I hate posts where people moan about all the love and attention showered on their dc. My parents are dead and my mil doesn't give a shit. I'd happily swap and stick my kid in the Christmas pyjamas.

ArcheryAnnie · 18/11/2020 20:22

@Wearywithteens

...or picture the scene...OP doesn’t play into this ridiculous nonsense of non important ‘milestones’ like whose credit card pays for Christmas themed clothing to be worn for one day for a child who is not conscious nor will have no memory of it.
This. The obsession with utterly inconsequential "firsts" is ludicrous. Nobody cares - and certainly not your baby.
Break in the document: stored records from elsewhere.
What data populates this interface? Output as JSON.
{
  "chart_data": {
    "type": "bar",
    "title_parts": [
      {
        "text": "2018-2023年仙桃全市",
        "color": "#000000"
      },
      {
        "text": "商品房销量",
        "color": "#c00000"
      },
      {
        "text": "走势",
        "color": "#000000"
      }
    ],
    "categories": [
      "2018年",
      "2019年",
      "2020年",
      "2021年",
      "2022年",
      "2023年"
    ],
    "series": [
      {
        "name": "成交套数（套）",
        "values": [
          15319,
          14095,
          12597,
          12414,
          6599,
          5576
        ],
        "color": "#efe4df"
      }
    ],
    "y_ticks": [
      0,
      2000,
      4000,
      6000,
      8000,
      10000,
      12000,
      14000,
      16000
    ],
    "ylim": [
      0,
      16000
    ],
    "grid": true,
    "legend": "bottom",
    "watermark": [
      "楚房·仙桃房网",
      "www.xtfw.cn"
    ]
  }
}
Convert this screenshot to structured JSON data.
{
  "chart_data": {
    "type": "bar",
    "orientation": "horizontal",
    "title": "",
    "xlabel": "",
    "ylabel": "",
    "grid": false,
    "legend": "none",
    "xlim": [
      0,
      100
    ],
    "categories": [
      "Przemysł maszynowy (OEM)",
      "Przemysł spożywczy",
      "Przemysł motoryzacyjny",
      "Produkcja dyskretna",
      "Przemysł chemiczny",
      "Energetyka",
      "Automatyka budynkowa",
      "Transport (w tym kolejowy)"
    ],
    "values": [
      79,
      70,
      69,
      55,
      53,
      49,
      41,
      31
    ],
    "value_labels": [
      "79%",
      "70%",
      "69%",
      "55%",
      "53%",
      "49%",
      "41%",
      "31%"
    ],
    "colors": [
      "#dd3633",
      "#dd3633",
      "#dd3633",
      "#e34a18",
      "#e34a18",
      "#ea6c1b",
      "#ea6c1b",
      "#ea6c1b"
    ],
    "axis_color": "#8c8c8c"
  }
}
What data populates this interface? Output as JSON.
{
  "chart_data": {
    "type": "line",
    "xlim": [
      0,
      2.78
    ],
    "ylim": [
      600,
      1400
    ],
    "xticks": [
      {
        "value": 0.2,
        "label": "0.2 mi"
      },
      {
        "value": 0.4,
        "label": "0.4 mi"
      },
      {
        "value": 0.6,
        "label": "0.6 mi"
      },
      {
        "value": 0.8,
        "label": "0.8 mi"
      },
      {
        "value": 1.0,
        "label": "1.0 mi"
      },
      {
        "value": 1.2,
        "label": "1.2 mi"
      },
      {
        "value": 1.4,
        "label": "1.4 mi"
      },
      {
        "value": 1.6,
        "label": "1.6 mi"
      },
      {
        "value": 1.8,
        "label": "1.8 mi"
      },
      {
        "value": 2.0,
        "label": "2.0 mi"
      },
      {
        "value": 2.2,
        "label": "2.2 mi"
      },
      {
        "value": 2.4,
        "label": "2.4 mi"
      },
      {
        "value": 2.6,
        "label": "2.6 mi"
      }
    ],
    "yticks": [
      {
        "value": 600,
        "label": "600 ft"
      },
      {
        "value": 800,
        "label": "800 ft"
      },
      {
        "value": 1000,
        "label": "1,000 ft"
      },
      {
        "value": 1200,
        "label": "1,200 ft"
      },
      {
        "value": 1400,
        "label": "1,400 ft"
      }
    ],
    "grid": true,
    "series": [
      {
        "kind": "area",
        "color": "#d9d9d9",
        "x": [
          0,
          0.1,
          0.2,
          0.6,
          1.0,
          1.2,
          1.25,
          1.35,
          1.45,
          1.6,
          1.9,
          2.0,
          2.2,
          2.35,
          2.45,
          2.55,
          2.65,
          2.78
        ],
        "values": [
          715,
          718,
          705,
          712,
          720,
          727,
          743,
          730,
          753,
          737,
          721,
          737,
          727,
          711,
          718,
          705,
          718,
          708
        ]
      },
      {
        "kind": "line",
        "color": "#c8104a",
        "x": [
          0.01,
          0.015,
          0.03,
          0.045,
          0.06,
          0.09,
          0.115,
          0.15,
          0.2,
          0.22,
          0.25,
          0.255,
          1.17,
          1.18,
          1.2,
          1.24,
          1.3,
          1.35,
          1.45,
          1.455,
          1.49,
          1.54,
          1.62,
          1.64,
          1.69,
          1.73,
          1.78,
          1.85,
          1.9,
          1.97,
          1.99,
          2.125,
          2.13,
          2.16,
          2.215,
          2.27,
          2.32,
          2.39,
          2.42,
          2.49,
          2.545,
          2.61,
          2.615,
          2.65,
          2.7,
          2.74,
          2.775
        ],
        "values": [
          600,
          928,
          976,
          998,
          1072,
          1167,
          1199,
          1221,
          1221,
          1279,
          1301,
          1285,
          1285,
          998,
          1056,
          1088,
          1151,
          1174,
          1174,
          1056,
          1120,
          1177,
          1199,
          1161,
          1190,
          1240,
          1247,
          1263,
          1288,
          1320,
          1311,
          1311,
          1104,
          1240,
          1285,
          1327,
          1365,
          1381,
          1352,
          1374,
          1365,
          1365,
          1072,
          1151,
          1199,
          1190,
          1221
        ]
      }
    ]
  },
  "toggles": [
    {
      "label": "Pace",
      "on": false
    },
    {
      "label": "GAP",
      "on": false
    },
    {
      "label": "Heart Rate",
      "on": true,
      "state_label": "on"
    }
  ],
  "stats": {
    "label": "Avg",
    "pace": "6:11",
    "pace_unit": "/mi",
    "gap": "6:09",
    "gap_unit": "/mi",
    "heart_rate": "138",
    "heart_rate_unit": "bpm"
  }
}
And if your baby did remember and care (they won't) I think a better memory would be knowing they have a wider family around them who think of them and want to provide for them, too. if I show my DS a picture of him when he was younger and said "I bought you that outfit", he wouldn't give a shit because I buy most of his stuff. If I said "your godmother bought you that bib" or "grandma knitted you that jumper" or whatever, it means something to him because they are presents from other people that love him.

feelingverylazytoday · 18/11/2020 20:42

@thegcatsmother

About a million years ago, welcome out of your cave 🥂🍾

witches Christmas pjs are something I have only ever seen mentioned on MN. It wasn't a thing when I was growing up in the 60s/70s and 80s; and it never came across my radar when I had ds in 95.

It's evidently a thing for some people, but it seems I am not alone in being unaware of it.

No, you're not alone at all, and my last child was born in 2000. Never heard of it until now, tbh. Is it a similar to christmas jumpers? We never had them either.